“I do believe that there is such a thing as intuition and there is such a thing as imagination. I just think these are concepts, that they’re culturally realized. What we come to understand is, knowledge and meaning are not pure products of our genius but are built into the structure where we reside.” —Charles Gaines, “Systems & Structures,” Art21 Extended Play, December 14, 2022
Charles Gaines is a pivotal artist in the field of conceptual art who has bridged early conceptual artists with subsequent generations and continues to push the limits of conceptualism. For this compelling Tuesday Evenings presentation, Gaines concentrates on three stirring aspects of his epic undertaking, The American Manifest—a public work that unfolds in three parts over two years and spans three locations. Sharing the concepts and processes exercised in realizing such a project, Gaines focuses on Moving Chains (2022), Manifestos 4 (2021), as well as new elements and an edit from the performance in Times Square. In his remarks for the Times Square event, Gaines explained, “When I started the project, the Black Lives Movement and Ferguson, started hitting the news and I wanted to explore the core or the problem that makes these things persevere.” For an October 7, 2022 article in The New York Times, Gaines observed that “Art can legitimately inform culture as much as any other discipline, rather than being this sort of pleasure, or way of escaping society,” noting, “I’m really invested in the idea of the power of art in relation to the public.”

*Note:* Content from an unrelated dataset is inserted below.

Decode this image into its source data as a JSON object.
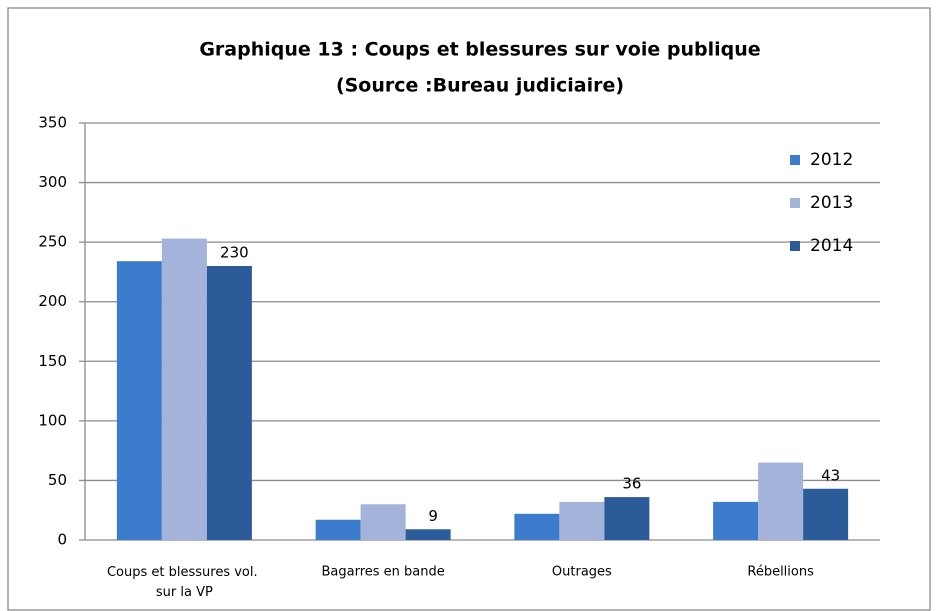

Charles Gaines (b. 1944, Charleston, South Carolina) engages formulas and systems that interrogate relationships between the objective and the subjective realms. He lives and works in Los Angeles where he recently retired from the faculty of CalArts School of Art after over 30 years, having established a fellowship to provide critical scholarship support for Black students in the MFA Art program. Gaines has been the subject of numerous exhibitions in the United States and around the world, most notably at Dia Beacon, New York; the Hammer Museum, Los Angeles; San Francisco Museum of Modern Art; and The Studio Museum in Harlem, New York; his work was also presented at the 1975 Whitney Biennial and the Venice Biennale in 2007and 2015. Gaines’s work is included in prominent public collections such as the Hammer Museum, Los Angeles; Hirshhorn Museum and Sculpture Garden, Washington, DC; Los Angeles County Museum of Art; Museum of Contemporary Art, Chicago; Museum of Contemporary Art, Los Angeles; Museum of Modern Art, New York; San Francisco Museum of Modern Art; Tate, England; The Studio Museum in Harlem, New York; and Whitney Museum of American Art, New York.